R. : Le brouillage des repères entre l'école et le collège me paraît participer d'une certaine idéologie qui ne voudrait voir aucune discontinuité entre la maternelle et l'université. Il existe des repères qu'il ne faut pas brouiller entre la maternelle, le primaire, le collège, le lycée, même s'il est toujours nécessaire de ménager des transitions.

Q. : Tout est donc bien à jeter dans les propositions Bayrou ?

R. : Quelques-unes sont intéressantes comme l'accent mis sur la langue française, ou le retour du latin, même si je doute qu'on puisse initier tous les élèves au latin dès la sixième. J'avais moi-même essayé de bâtir une filière classique au lycée, mais mon successeur, René Monory, avait cru bon de la supprimer en abrogeant ma réforme des lycées. En général, je trouve effectivement ces 150 propositions complexes peu lisibles. Heureusement, ce ne sont que des propositions. Je me réjouis de voir qu'elles seront expérimentées. Cela donnera au prochain ministre de l'Éducation nationale le temps de réfléchir un petit peu.

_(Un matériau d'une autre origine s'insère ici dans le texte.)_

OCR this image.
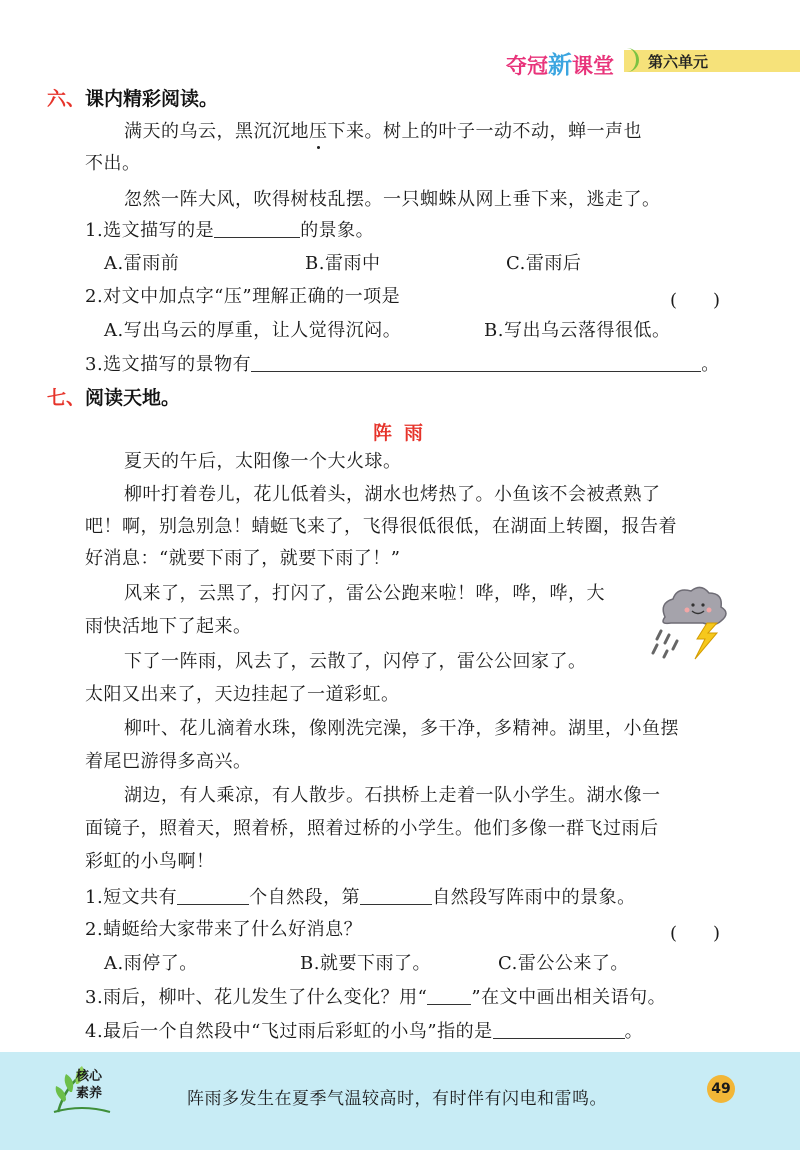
夺冠新课堂 第六单元
六、课内精彩阅读。
满天的乌云，黑沉沉地压下来。树上的叶子一动不动，蝉一声也
不出。
忽然一阵大风，吹得树枝乱摆。一只蜘蛛从网上垂下来，逃走了。
1.选文描写的是	的景象。
A.雷雨前	B.雷雨中	C.雷雨后
2.对文中加点字“压”理解正确的一项是	(　　)
A.写出乌云的厚重，让人觉得沉闷。	B.写出乌云落得很低。
3.选文描写的景物有	。
七、阅读天地。
阵雨
夏天的午后，太阳像一个大火球。
柳叶打着卷儿，花儿低着头，湖水也烤热了。小鱼该不会被煮熟了
吧！啊，别急别急！蜻蜓飞来了，飞得很低很低，在湖面上转圈，报告着
好消息：“就要下雨了，就要下雨了！”
风来了，云黑了，打闪了，雷公公跑来啦！哗，哗，哗，大
雨快活地下了起来。
下了一阵雨，风去了，云散了，闪停了，雷公公回家了。
太阳又出来了，天边挂起了一道彩虹。
柳叶、花儿滴着水珠，像刚洗完澡，多干净，多精神。湖里，小鱼摆
着尾巴游得多高兴。
湖边，有人乘凉，有人散步。石拱桥上走着一队小学生。湖水像一
面镜子，照着天，照着桥，照着过桥的小学生。他们多像一群飞过雨后
彩虹的小鸟啊！
1.短文共有	个自然段，第	自然段写阵雨中的景象。
2.蜻蜓给大家带来了什么好消息？	(　　)
A.雨停了。	B.就要下雨了。	C.雷公公来了。
3.雨后，柳叶、花儿发生了什么变化？用“ ”在文中画出相关语句。
4.最后一个自然段中“飞过雨后彩虹的小鸟”指的是	。
核心
素养	阵雨多发生在夏季气温较高时，有时伴有闪电和雷鸣。	49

Q. : La remise en place des études dirigées ne vous agrée donc même pas ?

R. : Très bonne initiative. La municipalité de Belfort en subventionne, mais en dehors du temps scolaire. J'aimerais que M. Bayrou nous dise sur quelle matière il va retirer les deux heures par semaine d'études dirigées. Nous voilà sans doute ramenés au programme de l'école primaire. Et pourquoi pas au tiers temps pédagogique. Pour être franc, je crains le retour en arrière.

Q. : Peut-on, comme François Bayrou l'affirme, changer ce qui se passe dans la classe sans toucher aux structures de l'Éducation nationale ?

R. : Une loi de programmation s'impose en tout état de cause. On ne peut pas multiplier les options sans fournir à l'Éducation nationale des moyens nouveaux en professeurs.

Q. : Peut-on réformer profondément l'Éducation nationale sans passer par un référendum comme le propose Jacques Chirac ?

R. : Pas de référendum à tout propos. Pas de « réformité » non plus, mais une action menée dans la clarté et la continuité.

Q. : L'idée du référendum ne vous gênait pourtant pas au sujet de l'emploi ?

R. : Ce n'est pas la même chose. Une approche nouvelle sur la question de l'emploi impliquerait la mise en place d'une autre politique économique monétaire sociale. La comparaison qui me vient à l'idée est l'Algérie. Entre 1958 et 1962. Pour vaincre d'immenses obstacles, et les conformistes les plus solidement établis, l'utilisation du référendum me paraît utile sur une question bien choisie et dès lors que la Constitution aura été réformée au préalable. Mais dans le cadre des institutions actuelles on peut également utiliser ce moyen, par exemple, pour obtenir la parité hommes-femmes à toutes les élections. Les parlementaires du Mouvement des Citoyens ont déposé une proposition de loi constitutionnelle en ce sens, à l'initiative de Mme Gisèle Halimi.